Here’s a philosophical question for the readers out there —what qualifies someone as being “Alaskan”?
Is it strictly a matter of time spent living here, or are there certain experiences that need to be had? Are you Alaskan upon receiving your first PFD check? Are you Alaskan after your 10th time getting stuck in the snow? Are you Alaskan after you’ve shot your first moose, or after you’ve hit one with your car?
A few months ago I celebrated my first full year of living in this wild and wonderful state – my “Alaska-versary,” if you will. With only a year under my belt, I’m sure most people would still consider me a Cheechako at this point (according to Urban Dictionary, the Cheechako cutoff is 25 years, which seems a little harsh to me).
I’ll admit that I’ve got a lot of things I still need to check off my Alaska bucket list. I haven’t gone ice fishing, haven’t shot (or hit) a moose, and have still only seen a small fraction of all the natural beauty that the state has to offer. Perhaps most importantly, my arrival was poorly timed in the sense that I’ll have to wait another whole year until I get that sweet, sweet oil money.
That being said, I’ve already had my fair share of Alaskan experiences, and I like to think that I’ve come a long way from the Florida boy who had never even seen snow before, let alone had to dig his car out of it.
I approached my first Alaskan winter with a mix of curiosity and naivety. The first time I drove through Nikiski after a big snowfall, my jaw dropped at the sight. The serene stillness of a world buried by the elements was hypnotizing. The first time the temperature dropped below zero I stepped outside and thought, “Hah! this isn’t so bad.”
I was actually so comfortable in the cold weather that I started to believe my winter experience would be a breeze.
And then I was blindsided by the darkness.
I had no idea how much we fragile humans depend on sunlight to keep us going. After a couple weeks of going to work and coming home in total darkness, constantly missing that tiny window of light that would occur each day, I started to feel like one of those little toy plants that dance when you put them in sunlight. My battery was drained, and I could barely bring myself to get out of bed.
Luckily for me, my cousin Ameye – who is a true Alaskan by any measure – noticed me struggling one day and pushed me to start taking Vitamin D supplements. I’ve always been skeptical about supplements and medications in general, but after a couple of days with that extra Vitamin D in my system I felt like a brand new man. Seriously, that stuff should be state-mandated for the winter months. I don’t know how people make it through otherwise.
Since I spent most of my first winter just learning how to survive, I didn’t give myself the chance to experience all the fun activities that allow Alaskans to thrive. But hey, that’s what this winter is for.
I’ll be cutting down my first Christmas tree on Friday, an experience that will no doubt be chronicled in my next column. My friends are determined to have me build a snowman and take part in a snowball fight, and I’m sure they won’t disappoint.

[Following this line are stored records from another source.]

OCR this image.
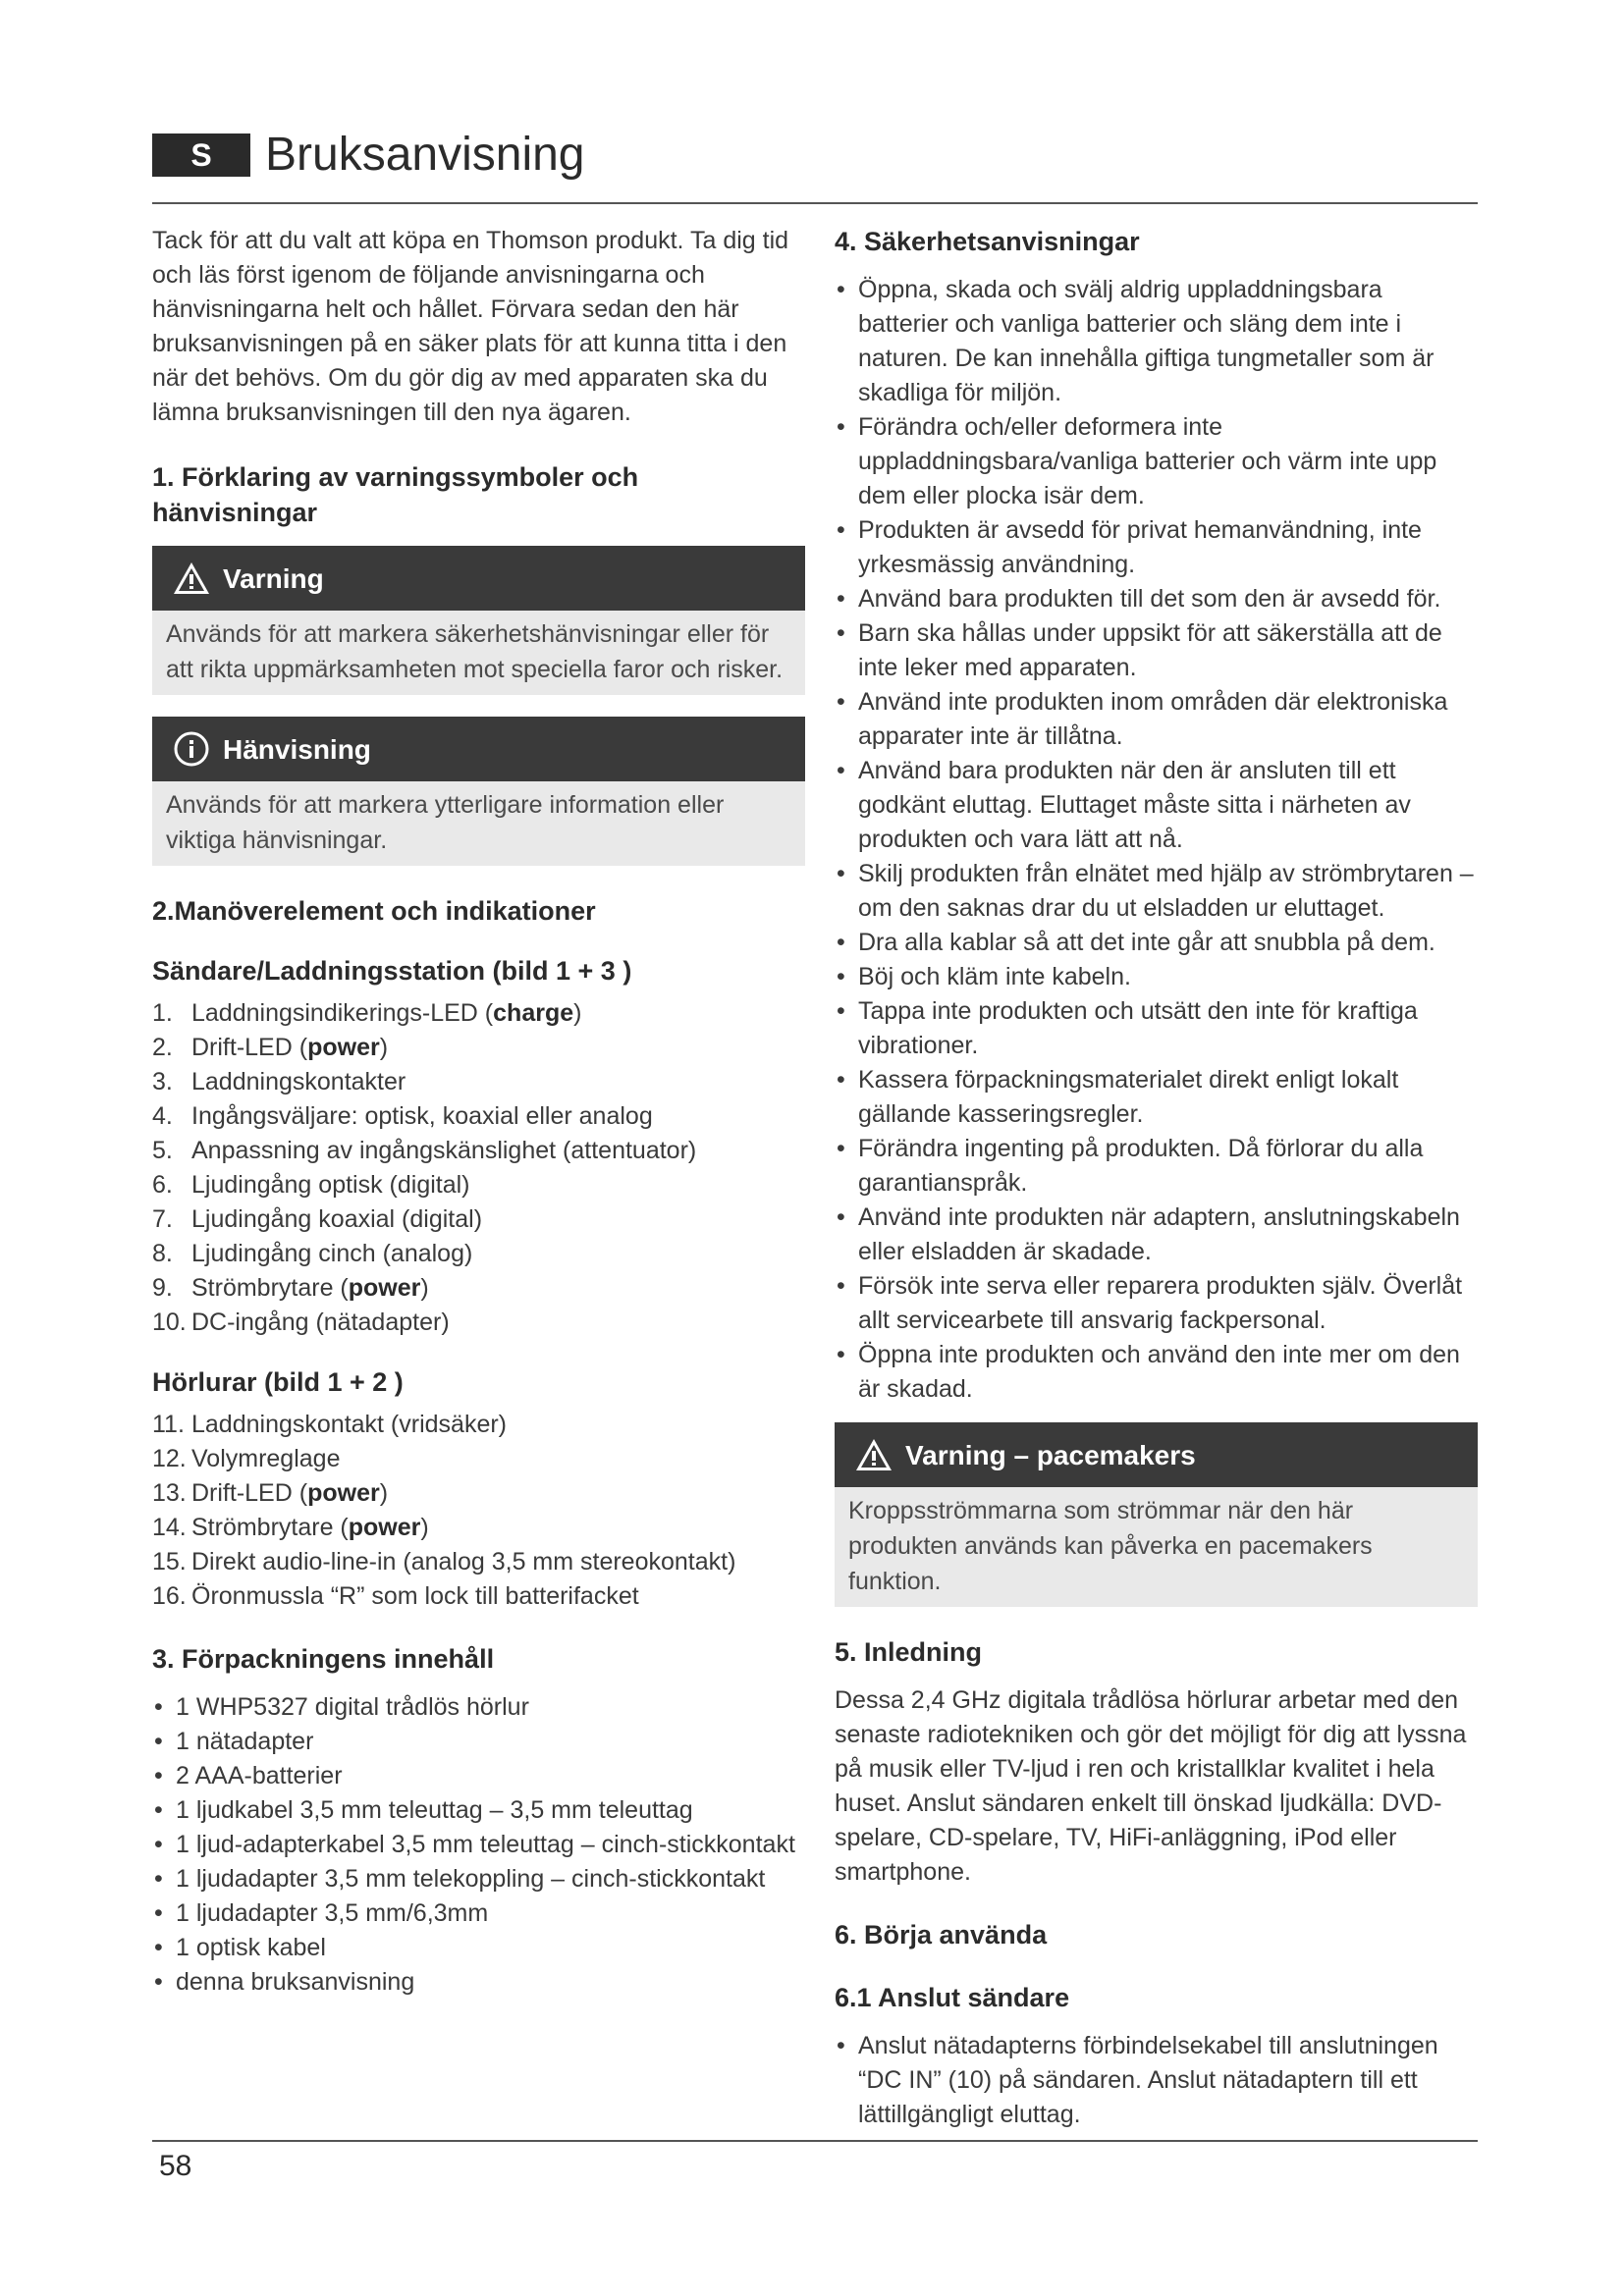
S	Bruksanvisning

Tack för att du valt att köpa en Thomson produkt. Ta dig tid och läs först igenom de följande anvisningarna och hänvisningarna helt och hållet. Förvara sedan den här bruksanvisningen på en säker plats för att kunna titta i den när det behövs. Om du gör dig av med apparaten ska du lämna bruksanvisningen till den nya ägaren.

1. Förklaring av varningssymboler och hänvisningar

Varning
Används för att markera säkerhetshänvisningar eller för att rikta uppmärksamheten mot speciella faror och risker.
Hänvisning
Används för att markera ytterligare information eller viktiga hänvisningar.

2.Manöverelement och indikationer

Sändare/Laddningsstation (bild 1 + 3 )

1. Laddningsindikerings-LED (charge)
2. Drift-LED (power)
3. Laddningskontakter
4. Ingångsväljare: optisk, koaxial eller analog
5. Anpassning av ingångskänslighet (attentuator)
6. Ljudingång optisk (digital)
7. Ljudingång koaxial (digital)
8. Ljudingång cinch (analog)
9. Strömbrytare (power)
10. DC-ingång (nätadapter)

Hörlurar (bild 1 + 2 )

11. Laddningskontakt (vridsäker)
12. Volymreglage
13. Drift-LED (power)
14. Strömbrytare (power)
15. Direkt audio-line-in (analog 3,5 mm stereokontakt)
16. Öronmussla “R” som lock till batterifacket

3. Förpackningens innehåll

• 1 WHP5327 digital trådlös hörlur
• 1 nätadapter
• 2 AAA-batterier
• 1 ljudkabel 3,5 mm teleuttag – 3,5 mm teleuttag
• 1 ljud-adapterkabel 3,5 mm teleuttag – cinch-stickkontakt
• 1 ljudadapter 3,5 mm telekoppling – cinch-stickkontakt
• 1 ljudadapter 3,5 mm/6,3mm
• 1 optisk kabel
• denna bruksanvisning

4. Säkerhetsanvisningar

• Öppna, skada och svälj aldrig uppladdningsbara batterier och vanliga batterier och släng dem inte i naturen. De kan innehålla giftiga tungmetaller som är skadliga för miljön.
• Förändra och/eller deformera inte uppladdningsbara/vanliga batterier och värm inte upp dem eller plocka isär dem.
• Produkten är avsedd för privat hemanvändning, inte yrkesmässig användning.
• Använd bara produkten till det som den är avsedd för.
• Barn ska hållas under uppsikt för att säkerställa att de inte leker med apparaten.
• Använd inte produkten inom områden där elektroniska apparater inte är tillåtna.
• Använd bara produkten när den är ansluten till ett godkänt eluttag. Eluttaget måste sitta i närheten av produkten och vara lätt att nå.
• Skilj produkten från elnätet med hjälp av strömbrytaren – om den saknas drar du ut elsladden ur eluttaget.
• Dra alla kablar så att det inte går att snubbla på dem.
• Böj och kläm inte kabeln.
• Tappa inte produkten och utsätt den inte för kraftiga vibrationer.
• Kassera förpackningsmaterialet direkt enligt lokalt gällande kasseringsregler.
• Förändra ingenting på produkten. Då förlorar du alla garantianspråk.
• Använd inte produkten när adaptern, anslutningskabeln eller elsladden är skadade.
• Försök inte serva eller reparera produkten själv. Överlåt allt servicearbete till ansvarig fackpersonal.
• Öppna inte produkten och använd den inte mer om den är skadad.
Varning – pacemakers
Kroppsströmmarna som strömmar när den här produkten används kan påverka en pacemakers funktion.

5. Inledning

Dessa 2,4 GHz digitala trådlösa hörlurar arbetar med den senaste radiotekniken och gör det möjligt för dig att lyssna på musik eller TV-ljud i ren och kristallklar kvalitet i hela huset. Anslut sändaren enkelt till önskad ljudkälla: DVD-spelare, CD-spelare, TV, HiFi-anläggning, iPod eller smartphone.

6. Börja använda

6.1 Anslut sändare

• Anslut nätadapterns förbindelsekabel till anslutningen “DC IN” (10) på sändaren. Anslut nätadaptern till ett lättillgängligt eluttag.
58
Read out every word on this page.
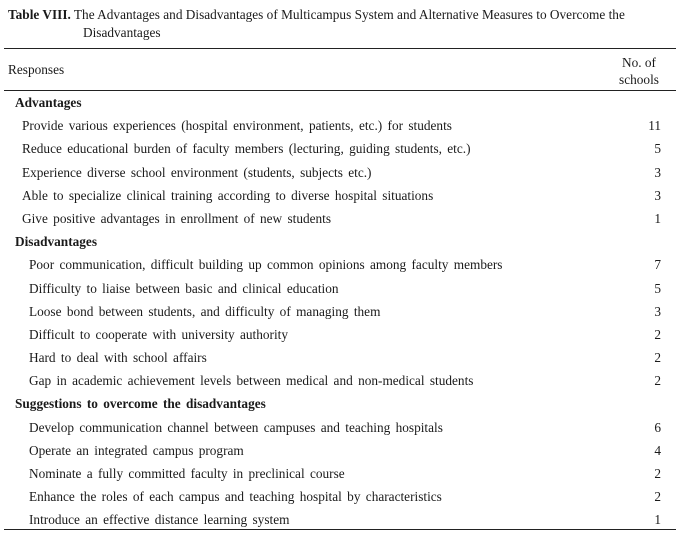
Table VIII. The Advantages and Disadvantages of Multicampus System and Alternative Measures to Overcome the
Disadvantages
Responses	No. of
schools
Advantages
Provide various experiences (hospital environment, patients, etc.) for students	11
Reduce educational burden of faculty members (lecturing, guiding students, etc.)	5
Experience diverse school environment (students, subjects etc.)	3
Able to specialize clinical training according to diverse hospital situations	3
Give positive advantages in enrollment of new students	1
Disadvantages
Poor communication, difficult building up common opinions among faculty members	7
Difficulty to liaise between basic and clinical education	5
Loose bond between students, and difficulty of managing them	3
Difficult to cooperate with university authority	2
Hard to deal with school affairs	2
Gap in academic achievement levels between medical and non-medical students	2
Suggestions to overcome the disadvantages
Develop communication channel between campuses and teaching hospitals	6
Operate an integrated campus program	4
Nominate a fully committed faculty in preclinical course	2
Enhance the roles of each campus and teaching hospital by characteristics	2
Introduce an effective distance learning system	1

With the famous Tsalteshi Trails practically in my backyard, I’d be a fool not to take up cross-country skiing as well.
Hopefully by the time the peninsula thaws out next spring, I’ll be a few percentage points closer to being a real Alaskan. This year I was counting the days until the first snow, which tells me that, while I may not be an Alaskan yet, I’m certainly not a Floridian anymore.